西武が「世紀の一戦」ばりに楽天との打ち合いを制した。前日2日に4三振を喫したハードパンチャー中村が休養で先発落ち。もう1人の“KOキング”エルネスト・メヒア内野手(29)が暫定4番に燃えた。初回にジャブ代わりの先制適時打、6回に「ストレートを狙った」と剛腕で14戦ぶりの3号ソロを相手ボディーに見舞った。

 試合前は中村とメイウェザーVSパッキャオについてボクシング談議。「プライベートの部分も含めてパッキャオが好き」。異国でのサクセスストーリーは自身にも重なる。アイドルは敗れたが「4番に座り、どう貢献できるかを考えていた」と成功を収めた。

 試合前、栗山はソワソワしていた。「どっちが勝ちますかね。見たいわ~」。ロッカールームのテレビはWOWOWに加入しておらず、試合とも重なり、見られなかった。だがグラウンドに立てば百戦錬磨のボクサーのように、あらゆる技術を駆使した。4回に左中間突破の適時二塁打。8回には得点に直結しなかったが今季初めて犠打のサインが出て、決めた。

 敵を惑わすには味方から、だ。試合前、アップを終えると若手の熊代が「今日も絶対に勝つぞ!」と絶叫。だが誰も呼応しない。ハシゴを外され、赤面する若手に「何でオレのせいや?」とニヤリ。変幻自在のトリックで試合前からノリノリだった。

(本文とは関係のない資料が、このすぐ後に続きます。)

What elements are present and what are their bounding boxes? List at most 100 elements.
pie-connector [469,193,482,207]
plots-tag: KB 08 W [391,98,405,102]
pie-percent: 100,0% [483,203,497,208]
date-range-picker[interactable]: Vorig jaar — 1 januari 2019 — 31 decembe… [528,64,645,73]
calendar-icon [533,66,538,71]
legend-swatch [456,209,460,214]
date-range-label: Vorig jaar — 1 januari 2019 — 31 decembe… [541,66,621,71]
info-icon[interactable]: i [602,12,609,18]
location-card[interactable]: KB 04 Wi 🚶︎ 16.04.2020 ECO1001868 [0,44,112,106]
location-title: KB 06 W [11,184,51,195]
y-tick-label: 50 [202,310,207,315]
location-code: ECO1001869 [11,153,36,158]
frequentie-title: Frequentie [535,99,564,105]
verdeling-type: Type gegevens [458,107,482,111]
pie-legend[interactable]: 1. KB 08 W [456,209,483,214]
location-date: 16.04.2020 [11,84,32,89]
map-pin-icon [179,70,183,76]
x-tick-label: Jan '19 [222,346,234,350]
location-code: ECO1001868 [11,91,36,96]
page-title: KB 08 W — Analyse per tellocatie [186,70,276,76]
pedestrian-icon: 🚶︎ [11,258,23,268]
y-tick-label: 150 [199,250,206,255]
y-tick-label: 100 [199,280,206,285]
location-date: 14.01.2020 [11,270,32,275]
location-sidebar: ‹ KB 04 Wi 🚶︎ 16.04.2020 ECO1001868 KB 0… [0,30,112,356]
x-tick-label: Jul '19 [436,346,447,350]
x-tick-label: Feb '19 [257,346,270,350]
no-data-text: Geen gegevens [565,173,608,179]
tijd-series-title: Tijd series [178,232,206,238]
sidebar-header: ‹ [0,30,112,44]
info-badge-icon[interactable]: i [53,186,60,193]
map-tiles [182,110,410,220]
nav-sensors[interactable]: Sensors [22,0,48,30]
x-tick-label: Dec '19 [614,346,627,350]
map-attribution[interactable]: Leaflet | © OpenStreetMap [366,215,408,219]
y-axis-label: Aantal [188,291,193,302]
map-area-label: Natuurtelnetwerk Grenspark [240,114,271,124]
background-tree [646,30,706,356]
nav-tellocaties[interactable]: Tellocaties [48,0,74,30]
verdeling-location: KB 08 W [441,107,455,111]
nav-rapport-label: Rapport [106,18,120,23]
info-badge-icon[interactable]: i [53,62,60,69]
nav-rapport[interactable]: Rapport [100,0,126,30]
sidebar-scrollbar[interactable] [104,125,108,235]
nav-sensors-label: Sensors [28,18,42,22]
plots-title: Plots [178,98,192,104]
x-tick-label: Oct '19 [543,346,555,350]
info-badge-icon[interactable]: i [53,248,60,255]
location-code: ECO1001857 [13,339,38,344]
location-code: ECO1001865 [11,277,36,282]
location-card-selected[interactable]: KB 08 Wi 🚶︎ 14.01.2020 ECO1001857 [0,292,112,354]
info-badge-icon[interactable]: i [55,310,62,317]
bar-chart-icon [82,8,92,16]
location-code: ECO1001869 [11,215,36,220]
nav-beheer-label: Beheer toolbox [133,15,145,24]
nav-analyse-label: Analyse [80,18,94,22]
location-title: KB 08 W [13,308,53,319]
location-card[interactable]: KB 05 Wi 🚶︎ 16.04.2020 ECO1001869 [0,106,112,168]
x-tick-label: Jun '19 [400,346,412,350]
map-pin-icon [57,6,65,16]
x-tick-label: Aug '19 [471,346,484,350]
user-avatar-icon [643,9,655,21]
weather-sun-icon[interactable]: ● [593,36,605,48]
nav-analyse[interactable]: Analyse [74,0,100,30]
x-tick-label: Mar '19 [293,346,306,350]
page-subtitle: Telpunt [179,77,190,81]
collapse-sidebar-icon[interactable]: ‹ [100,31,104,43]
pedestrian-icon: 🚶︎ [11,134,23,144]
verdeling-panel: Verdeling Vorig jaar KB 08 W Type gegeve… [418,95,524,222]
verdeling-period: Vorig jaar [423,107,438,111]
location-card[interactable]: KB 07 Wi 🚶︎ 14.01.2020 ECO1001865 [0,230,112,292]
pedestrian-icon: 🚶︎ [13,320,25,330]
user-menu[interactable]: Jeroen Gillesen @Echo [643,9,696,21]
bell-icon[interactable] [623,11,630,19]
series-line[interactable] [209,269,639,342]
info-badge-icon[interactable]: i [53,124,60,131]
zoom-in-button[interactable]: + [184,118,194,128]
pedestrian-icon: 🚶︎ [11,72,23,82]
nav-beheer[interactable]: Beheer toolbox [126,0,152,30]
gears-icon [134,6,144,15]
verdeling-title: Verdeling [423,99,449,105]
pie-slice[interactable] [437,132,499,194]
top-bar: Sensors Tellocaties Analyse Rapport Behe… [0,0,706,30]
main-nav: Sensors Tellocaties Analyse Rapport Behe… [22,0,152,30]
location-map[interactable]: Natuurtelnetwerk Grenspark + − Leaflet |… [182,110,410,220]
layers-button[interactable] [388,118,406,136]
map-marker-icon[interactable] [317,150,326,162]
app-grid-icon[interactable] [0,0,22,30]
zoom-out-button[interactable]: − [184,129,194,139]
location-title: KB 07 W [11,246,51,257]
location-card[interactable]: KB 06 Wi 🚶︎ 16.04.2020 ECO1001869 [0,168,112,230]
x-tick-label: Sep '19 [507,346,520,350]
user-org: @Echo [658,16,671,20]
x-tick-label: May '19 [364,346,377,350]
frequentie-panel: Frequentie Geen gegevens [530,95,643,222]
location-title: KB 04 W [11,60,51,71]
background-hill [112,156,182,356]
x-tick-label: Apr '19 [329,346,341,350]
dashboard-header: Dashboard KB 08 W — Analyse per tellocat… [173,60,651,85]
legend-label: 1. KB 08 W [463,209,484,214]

 6点リードから3ラン2発とカウンターを受けた。だが最後はメイウェザーが誇る鉄壁ディフェンスのように、増田-高橋朋の必勝リレーで逃げ切った。ともにリーグトップとなる増田が12ホールド目、高橋朋が10セーブ目。2人がともに登板した12戦は11勝1分けと無敗王者と重なる。